¿Puede una canción sonar por encima del estruendo de las bombas? ¿Puede un escenario de luces, lentejuelas y pop evadir la sombra de una guerra? La pregunta parece simple: ¿debería Israel participar en Eurovisión? Pero la respuesta está lejos de serlo. En 2025, el certamen musical más popular de Europa se ha convertido en el epicentro de un debate político, ético y cultural que divide tanto a los fans como a las instituciones.

La presencia de Israel en Eurovisión ha provocado una oleada de protestas dentro y fuera del festival, en el contexto de su ofensiva militar sobre Gaza, que según cifras de Naciones Unidas ha dejado más de 50.000 muertos, entre ellos miles de niños. Aunque Eurovisión insiste en presentarse como un evento apolítico, el impacto del conflicto ha sido imposible de ignorar. En Malmö, donde se celebró la edición de 2024, hubo manifestaciones masivas, detenciones de activistas —entre ellas la de Greta Thunberg— y un despliegue policial inédito.

Yuval Raphael, la representante israelí, es una joven artista y sobreviviente del ataque de Hamás al festival Supernova en 2023. Su canción, "New Day Will Rise", se presentó como un mensaje de esperanza. Pero para muchos, su actuación fue una provocación. En su semifinal, recibió abucheos, se vieron banderas palestinas en el público y varias personas fueron expulsadas del recinto por manifestarse pacíficamente.

A nivel institucional, la tensión también ha sido evidente. Más de 70 artistas europeos —incluidos exganadores del certamen— pidieron la exclusión de Israel. En España, RTVE solicitó a la Unión Europea de Radiodifusión (UER) que se debatiera esta participación. La respuesta fue negativa. La UER argumentó que Eurovisión está abierta a todas las emisoras públicas afiliadas, y que el evento debe permanecer neutral frente a los conflictos políticos.

Sin embargo, el precedente de Rusia —excluida del certamen en 2022 tras la invasión de Ucrania— ha dejado a muchos con la sensación de un doble rasero. ¿Por qué se actúa contra unos sí y contra otros no? Esta incoherencia ha alimentado las acusaciones de “blanqueo cultural” a través del festival.

Las protestas se han multiplicado especialmente en países como Suecia, Finlandia, Noruega e Irlanda, donde sectores importantes de la sociedad civil y del mundo artístico han exigido una postura clara frente al conflicto. En algunas televisiones públicas se llegó a plantear el boicot.

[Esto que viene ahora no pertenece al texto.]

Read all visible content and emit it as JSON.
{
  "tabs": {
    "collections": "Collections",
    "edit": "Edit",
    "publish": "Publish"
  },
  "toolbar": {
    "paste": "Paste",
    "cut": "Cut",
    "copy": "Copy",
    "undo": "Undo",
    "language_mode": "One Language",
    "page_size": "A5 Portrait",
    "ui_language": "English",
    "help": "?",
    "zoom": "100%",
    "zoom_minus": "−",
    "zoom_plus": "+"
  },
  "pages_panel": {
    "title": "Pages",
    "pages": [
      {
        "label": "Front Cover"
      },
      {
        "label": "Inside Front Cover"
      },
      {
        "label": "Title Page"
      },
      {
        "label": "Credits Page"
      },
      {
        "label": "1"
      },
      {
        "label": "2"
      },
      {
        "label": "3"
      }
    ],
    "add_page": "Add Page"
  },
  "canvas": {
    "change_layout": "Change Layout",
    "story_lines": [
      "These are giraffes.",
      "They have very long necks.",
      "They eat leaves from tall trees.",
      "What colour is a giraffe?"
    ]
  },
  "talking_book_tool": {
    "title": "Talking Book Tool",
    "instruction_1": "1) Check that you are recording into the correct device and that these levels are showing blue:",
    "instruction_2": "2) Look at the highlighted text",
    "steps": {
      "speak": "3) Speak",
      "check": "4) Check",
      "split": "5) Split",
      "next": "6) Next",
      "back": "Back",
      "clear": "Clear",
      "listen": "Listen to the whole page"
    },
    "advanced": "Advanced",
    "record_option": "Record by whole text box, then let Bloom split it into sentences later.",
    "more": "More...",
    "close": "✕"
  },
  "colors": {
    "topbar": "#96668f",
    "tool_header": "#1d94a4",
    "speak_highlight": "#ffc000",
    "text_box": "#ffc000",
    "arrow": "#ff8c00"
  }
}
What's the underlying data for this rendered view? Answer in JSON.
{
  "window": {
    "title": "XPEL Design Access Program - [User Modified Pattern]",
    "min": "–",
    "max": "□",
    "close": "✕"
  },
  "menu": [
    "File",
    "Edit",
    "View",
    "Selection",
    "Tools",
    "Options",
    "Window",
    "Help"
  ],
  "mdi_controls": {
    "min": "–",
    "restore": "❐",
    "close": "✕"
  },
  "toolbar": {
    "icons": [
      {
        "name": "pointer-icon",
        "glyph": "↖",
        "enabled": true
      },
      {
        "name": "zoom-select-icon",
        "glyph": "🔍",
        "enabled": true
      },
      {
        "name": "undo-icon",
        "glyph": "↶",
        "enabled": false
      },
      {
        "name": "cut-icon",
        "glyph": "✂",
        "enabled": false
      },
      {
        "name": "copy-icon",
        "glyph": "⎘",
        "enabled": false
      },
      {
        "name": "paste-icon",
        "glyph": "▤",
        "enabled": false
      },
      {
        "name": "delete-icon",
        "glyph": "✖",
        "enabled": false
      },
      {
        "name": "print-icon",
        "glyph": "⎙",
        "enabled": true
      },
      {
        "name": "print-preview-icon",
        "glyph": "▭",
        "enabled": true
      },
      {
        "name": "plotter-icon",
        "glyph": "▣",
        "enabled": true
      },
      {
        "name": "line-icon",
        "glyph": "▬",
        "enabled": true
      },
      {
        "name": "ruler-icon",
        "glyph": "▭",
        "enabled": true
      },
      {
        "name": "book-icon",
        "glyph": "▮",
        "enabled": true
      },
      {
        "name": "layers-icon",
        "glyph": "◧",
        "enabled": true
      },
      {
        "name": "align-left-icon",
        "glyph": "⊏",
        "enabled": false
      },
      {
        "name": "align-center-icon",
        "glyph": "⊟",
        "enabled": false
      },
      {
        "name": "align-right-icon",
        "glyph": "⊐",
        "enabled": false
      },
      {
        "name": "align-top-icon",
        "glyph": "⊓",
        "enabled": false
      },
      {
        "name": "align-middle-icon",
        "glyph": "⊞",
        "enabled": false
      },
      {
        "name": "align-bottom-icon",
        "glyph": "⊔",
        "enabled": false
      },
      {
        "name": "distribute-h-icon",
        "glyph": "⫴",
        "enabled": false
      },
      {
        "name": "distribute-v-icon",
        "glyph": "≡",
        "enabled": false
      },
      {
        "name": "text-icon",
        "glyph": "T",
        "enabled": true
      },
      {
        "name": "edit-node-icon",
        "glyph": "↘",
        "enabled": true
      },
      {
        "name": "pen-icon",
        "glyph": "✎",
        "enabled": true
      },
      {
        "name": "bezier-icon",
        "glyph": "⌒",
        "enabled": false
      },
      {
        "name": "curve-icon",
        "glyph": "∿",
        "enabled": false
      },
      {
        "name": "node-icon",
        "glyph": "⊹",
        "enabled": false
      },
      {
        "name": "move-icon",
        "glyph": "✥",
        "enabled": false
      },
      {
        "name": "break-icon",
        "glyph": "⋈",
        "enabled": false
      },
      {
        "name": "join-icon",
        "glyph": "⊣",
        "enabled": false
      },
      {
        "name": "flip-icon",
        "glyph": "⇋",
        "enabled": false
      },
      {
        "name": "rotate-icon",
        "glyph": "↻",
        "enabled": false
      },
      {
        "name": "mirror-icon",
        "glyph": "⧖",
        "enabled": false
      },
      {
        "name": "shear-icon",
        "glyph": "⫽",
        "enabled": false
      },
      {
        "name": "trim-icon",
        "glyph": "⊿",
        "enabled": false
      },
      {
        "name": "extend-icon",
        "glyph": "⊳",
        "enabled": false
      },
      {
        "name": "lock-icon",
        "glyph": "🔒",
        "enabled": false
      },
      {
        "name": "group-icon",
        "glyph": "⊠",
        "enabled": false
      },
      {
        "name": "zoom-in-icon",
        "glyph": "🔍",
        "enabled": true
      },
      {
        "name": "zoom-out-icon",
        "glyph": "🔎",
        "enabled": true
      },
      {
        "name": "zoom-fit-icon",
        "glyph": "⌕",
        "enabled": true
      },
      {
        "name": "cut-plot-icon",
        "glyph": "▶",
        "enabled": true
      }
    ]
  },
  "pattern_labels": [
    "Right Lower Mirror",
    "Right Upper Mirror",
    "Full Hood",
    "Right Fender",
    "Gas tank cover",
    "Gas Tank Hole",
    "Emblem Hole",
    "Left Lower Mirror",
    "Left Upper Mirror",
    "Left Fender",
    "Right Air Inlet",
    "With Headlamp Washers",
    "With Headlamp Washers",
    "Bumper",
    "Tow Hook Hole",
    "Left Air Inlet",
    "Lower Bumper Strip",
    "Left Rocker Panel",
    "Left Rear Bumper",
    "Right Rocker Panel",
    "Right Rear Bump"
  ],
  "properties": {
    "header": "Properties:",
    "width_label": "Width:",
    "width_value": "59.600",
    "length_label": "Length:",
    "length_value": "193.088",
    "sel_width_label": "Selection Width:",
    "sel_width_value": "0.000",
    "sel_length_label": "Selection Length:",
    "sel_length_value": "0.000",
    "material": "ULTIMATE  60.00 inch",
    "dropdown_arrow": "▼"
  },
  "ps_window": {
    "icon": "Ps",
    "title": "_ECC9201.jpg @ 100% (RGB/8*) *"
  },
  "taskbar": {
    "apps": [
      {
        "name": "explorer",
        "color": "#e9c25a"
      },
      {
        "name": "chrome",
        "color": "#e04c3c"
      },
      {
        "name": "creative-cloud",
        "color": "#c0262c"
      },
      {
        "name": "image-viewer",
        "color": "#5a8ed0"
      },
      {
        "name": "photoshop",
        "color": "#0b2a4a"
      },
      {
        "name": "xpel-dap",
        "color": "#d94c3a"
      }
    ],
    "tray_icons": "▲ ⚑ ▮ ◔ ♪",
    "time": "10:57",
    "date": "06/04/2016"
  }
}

A pesar de todo, la audiencia no ha caído: en España, por ejemplo, la final de Eurovisión 2024 logró una cuota del 41,8%, más que el año anterior.

Mientras tanto, los organizadores insisten en que la música debe unir, no dividir. Pero en esta edición, la pregunta no ha sido qué país llevará la mejor canción, sino si algunos países deberían participar en absoluto. Y eso deja al certamen —y a su público— en una encrucijada.